The stricken Corantine
The stricken Corantine

A drunken sailor and his crew had to be rescued from their ship when the skipper crashed into a sand bank.

Captain Michael MacEachern, 45, downed seven pints of cider on shore before attempting to navigate the 60-tonne Jersey Seaboat through the harbour at Fleetwood.

MacEachern at court yesterday

MacEachern at court yesterday

But in his drunken state, the skipper lost control of his boat and careered into the sand bank, known as the Tiger’s Tail, leaving his crew stranded.

MacEachern, of Sherwood Grove, Huntington, York, pleaded guilty to being in charge of a boat with excess alcohol, an offence which carries a maximum sentence of two years in prison under the Rail and Transport Safety Act.

The whelk trawler, the Corantine, had to be refloated when the tide came in at the Wyre Estuary.

Philip Clark, prosecuting, told Preston Crown Court: “Officers arrived at the Esplanade at Fleetwood beach and spoke to Mr Sumner, the coastguard, who explained the RNLI were in the process of taking the crew from the ship and bringing them ashore.

There were five Eastern European males who were confirming their belief that the skipper was under the influence of alcohol

“There were five Eastern European males who were confirming their belief that the skipper was under the influence of alcohol.

“He was still on board and was unwilling to leave the boat.”

Volunteers from the RNLI were called to the harbour in the early hours of June 7 after reports a boat had run aground.

The captain eventually left the vessel and was taken to Fleetwood Police Station where breath tests revealed he was well over the legal limit to captain a boat - which is the same as the drink-drive limit.

MacEachern has a previous conviction for being drunk in charge of a boat off the coast of Pembrokeshire in 2012, the court heard.

Daniel Harman, defending, said: “As is often the case in North West England, from Morecambe to Southport and beyond, some of the waters are very difficult to navigate out of the area.

“He accepts his judgement would have been skewed.

“He is no longer able to be employed as a skipper because they can not get the insurance for him but his employers have kept him on as a deckhand.

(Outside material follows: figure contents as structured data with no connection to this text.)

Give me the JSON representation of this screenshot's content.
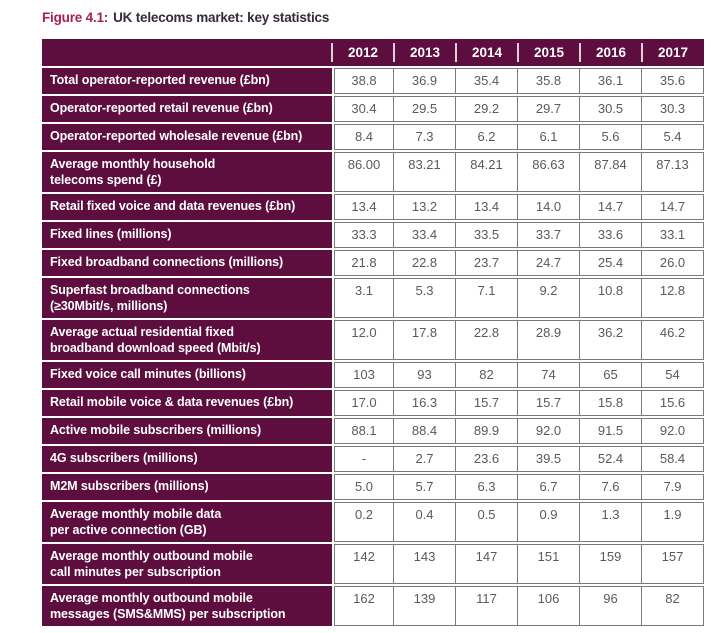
{
  "figure": {
    "label": "Figure 4.1:",
    "title": "UK telecoms market: key statistics"
  },
  "colors": {
    "header_background": "#5e0e3e",
    "figure_label": "#a81e55",
    "figure_title_text": "#37293d",
    "data_text": "#5a5a5c",
    "cell_border": "#7a7a7a"
  },
  "table": {
    "year_headers": [
      "2012",
      "2013",
      "2014",
      "2015",
      "2016",
      "2017"
    ],
    "rows": [
      {
        "label_lines": [
          "Total operator-reported revenue (£bn)"
        ],
        "values": [
          "38.8",
          "36.9",
          "35.4",
          "35.8",
          "36.1",
          "35.6"
        ]
      },
      {
        "label_lines": [
          "Operator-reported retail revenue (£bn)"
        ],
        "values": [
          "30.4",
          "29.5",
          "29.2",
          "29.7",
          "30.5",
          "30.3"
        ]
      },
      {
        "label_lines": [
          "Operator-reported wholesale revenue (£bn)"
        ],
        "values": [
          "8.4",
          "7.3",
          "6.2",
          "6.1",
          "5.6",
          "5.4"
        ]
      },
      {
        "label_lines": [
          "Average monthly household",
          "telecoms spend (£)"
        ],
        "values": [
          "86.00",
          "83.21",
          "84.21",
          "86.63",
          "87.84",
          "87.13"
        ]
      },
      {
        "label_lines": [
          "Retail fixed voice and data revenues (£bn)"
        ],
        "values": [
          "13.4",
          "13.2",
          "13.4",
          "14.0",
          "14.7",
          "14.7"
        ]
      },
      {
        "label_lines": [
          "Fixed lines (millions)"
        ],
        "values": [
          "33.3",
          "33.4",
          "33.5",
          "33.7",
          "33.6",
          "33.1"
        ]
      },
      {
        "label_lines": [
          "Fixed broadband connections (millions)"
        ],
        "values": [
          "21.8",
          "22.8",
          "23.7",
          "24.7",
          "25.4",
          "26.0"
        ]
      },
      {
        "label_lines": [
          "Superfast broadband connections",
          "(≥30Mbit/s, millions)"
        ],
        "values": [
          "3.1",
          "5.3",
          "7.1",
          "9.2",
          "10.8",
          "12.8"
        ]
      },
      {
        "label_lines": [
          "Average actual residential fixed",
          "broadband download speed (Mbit/s)"
        ],
        "values": [
          "12.0",
          "17.8",
          "22.8",
          "28.9",
          "36.2",
          "46.2"
        ]
      },
      {
        "label_lines": [
          "Fixed voice call minutes (billions)"
        ],
        "values": [
          "103",
          "93",
          "82",
          "74",
          "65",
          "54"
        ]
      },
      {
        "label_lines": [
          "Retail mobile voice & data revenues (£bn)"
        ],
        "values": [
          "17.0",
          "16.3",
          "15.7",
          "15.7",
          "15.8",
          "15.6"
        ]
      },
      {
        "label_lines": [
          "Active mobile subscribers (millions)"
        ],
        "values": [
          "88.1",
          "88.4",
          "89.9",
          "92.0",
          "91.5",
          "92.0"
        ]
      },
      {
        "label_lines": [
          "4G subscribers (millions)"
        ],
        "values": [
          "-",
          "2.7",
          "23.6",
          "39.5",
          "52.4",
          "58.4"
        ]
      },
      {
        "label_lines": [
          "M2M subscribers (millions)"
        ],
        "values": [
          "5.0",
          "5.7",
          "6.3",
          "6.7",
          "7.6",
          "7.9"
        ]
      },
      {
        "label_lines": [
          "Average monthly mobile data",
          "per active connection (GB)"
        ],
        "values": [
          "0.2",
          "0.4",
          "0.5",
          "0.9",
          "1.3",
          "1.9"
        ]
      },
      {
        "label_lines": [
          "Average monthly outbound mobile",
          "call minutes per subscription"
        ],
        "values": [
          "142",
          "143",
          "147",
          "151",
          "159",
          "157"
        ]
      },
      {
        "label_lines": [
          "Average monthly outbound mobile",
          "messages (SMS&MMS) per subscription"
        ],
        "values": [
          "162",
          "139",
          "117",
          "106",
          "96",
          "82"
        ]
      }
    ]
  }
}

It will be perhaps never, but certainly years before he can captain a boat.

“At 45 years of age his skippering days are done.”

Recorder Mukhtar Hussain, sentencing, sentenced MacEachern to eight months in prison suspended for two years.

He told him: “You were the captain of a vessel which ended up being grounded at Fleetwood. That ended up being grounded partly, if not fully for the reason that you were drunk. You were the captain and you had a crew of five men.

“This is a harbour which is difficult to navigate and the dangers are in my view obvious on this occasion.

“It is right to observe that there was no damage or injury but there could have been.

“It is the potential for danger that the law tries to protect from.

“You admitted having six or seven pints of cider - that in itself is serious enough but of course you have a similar offence that occurred four years earlier.”